Sunday, April 19, 2026

Europe is doing something Trump’s angry rhetoric didn’t account for: report


U.S. President Donald Trump at Zurich International Airport in Switzerland, January 21, 2026. REUTERS/Jonathan Ernst
April 19, 2026  
ALTERNET

President Donald Trump’s belligerent rhetoric toward America’s allies may please his domestic political base, but it is harming America’s international standing — perhaps permanently.

“Trump, for so many people, epitomizes the ugly American — somebody who is bumptious and vulgar and ignorant about foreign cultures,” former Time Magazine editor Rick Stengel said in a recent podcast appearance on The Bulwark with former Daily Beast editor-in-chief John Avlon. “So I think people sort of have come to the end of their patience with America.”


Avlon replied to Stengel by noting that polls found presidents like Bill Clinton and Barack Obama, who engaged in positive diplomatic relationships with other countries, were far more popular than the bellicose Trump. Indeed, Stengel noted that America’s foreign standing has “plummeted” during Trump’s two terms.

“It always seemed absurd to me when Trumpists would say that we need to be respected on the world stage, when you could see in the data that America was not respected — was held in worse regard when Trump was president, even than Chinese president-for-life Xi,” Avlon told Stengel. “So I wonder now with Iran, though — we seem to have crossed a Rubicon, because it was a war of choice, because our allies are not with us. And tell me about the downstream effect of that as you see it.”

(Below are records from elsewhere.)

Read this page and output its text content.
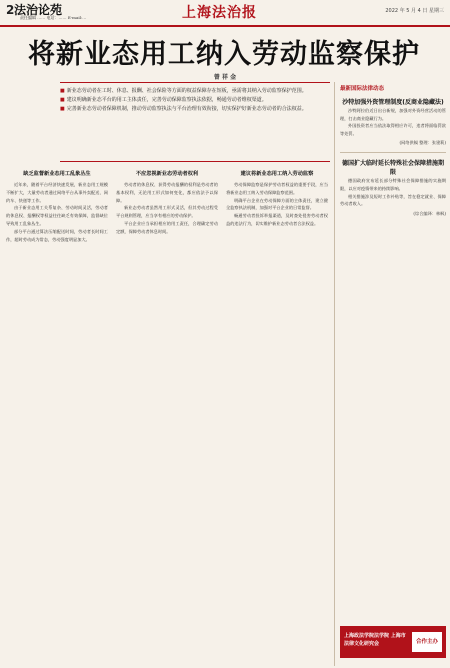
2 法治论苑
责任编辑 …… 电话：…… E-mail:…	上海法治报	2022 年 5 月 4 日 星期三
将新业态用工纳入劳动监察保护
曾 祥 金

■ 新业态劳动者在工时、休息、报酬、社会保险等方面的权益保障存在短板，亟需将其纳入劳动监察保护范围。

■ 建议明确新业态平台的用工主体责任，完善劳动保障监察执法依据，畅通劳动者维权渠道。

■ 完善新业态劳动者保障机制，推动劳动监察执法与平台治理有效衔接，切实保护好新业态劳动者的合法权益。

缺乏监督新业态用工乱象丛生

近年来，随着平台经济快速发展，新业态用工规模不断扩大，大量劳动者通过网络平台从事外卖配送、网约车、快递等工作。

由于新业态用工关系复杂、劳动时间灵活，劳动者的休息权、报酬权等权益往往缺乏有效保障，监督缺位导致用工乱象丛生。

部分平台通过算法压缩配送时间，劳动者长时间工作，超时劳动成为常态，劳动强度明显加大。

不应忽视新业态劳动者权利

劳动者的休息权、获得劳动报酬的权利是劳动者的基本权利，无论用工形式如何变化，都应依法予以保障。

新业态劳动者虽然用工形式灵活，但其劳动过程受平台规则管理，应当享有相应的劳动保护。

平台企业应当承担相应的用工责任，合理确定劳动定额，保障劳动者休息时间。

建议将新业态用工纳入劳动监察

劳动保障监察是保护劳动者权益的重要手段，应当将新业态用工纳入劳动保障监察范围。

明确平台企业在劳动保障方面的主体责任，建立健全监察执法机制，加强对平台企业的日常监督。

畅通劳动者投诉举报渠道，及时查处侵害劳动者权益的违法行为，切实维护新业态劳动者合法权益。

最新国际法律动态
沙特加强外资管理制度(反商业隐藏法)

沙特阿拉伯近日出台新规，加强对外资经营活动的管理，打击商业隐藏行为。

外国投资者应当依法取得相应许可，违者将面临罚款等处罚。

(网络供稿 整理：张建莉)
德国扩大临时延长特殊社会保障措施期限

德国政府宣布延长部分特殊社会保障措施的实施期限，以应对疫情带来的持续影响。

相关措施涉及短时工作补贴等，旨在稳定就业、保障劳动者收入。

(综合编译：林枫)
上海政法学院法学院 上海市法律文化研究会	合作主办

Stengel added that, even though Joe Biden tried to reverse the damage to America’s reputation caused by Trump’s first term, America’s allies were not convinced that Biden would remain in power long enough to keep those policies in place. Trump’s reelection in 2024 confirmed their fears.


“This seesaw in presidential politics is something that people don't really understand,” Stengel told Avlon. “And then this Iran thing — by the way, what was probably most popular about Trump on the world stage was his sort of isolationism: that this isn't about America invading foreign countries and this world of endless wars, that America would retrench globally in terms of militaries but increase their presence globally in terms of trade and globalization. In some ways, it's the exact opposite. The alliances are also part of this idea of soft power, because — and I hate that phrase we used to use — we're not the world's policemen. We weren't the world's policemen, but we were the kind of foundation of the global world order, that people could trust America to abide by the rule of law, to be a pretty fairly honest broker. Not to say we wouldn't do bad things, but that is completely out the window.”

He concluded, “And the kind of ‘America First’ which has now actually caused it to get into a war is something that makes us much more isolated and much less popular, to an extraordinary extent.”

In February the New York Times reported that Trump’s imperialist rhetoric toward Denmark about acquiring Greenland and his conquest of Venezuela had convinced America’s European allies to decouple their most valuable financial and digital assets from American corporations. His tariffs have similarly prompted talk among Europeans of a permanent “divorce” from the US, with a senior European official telling Politico that “there is a shift in U.S. policy and in many ways it is permanent. Waiting it out is not a solution. What needs to be done is an orderly and coordinated movement to a new reality.”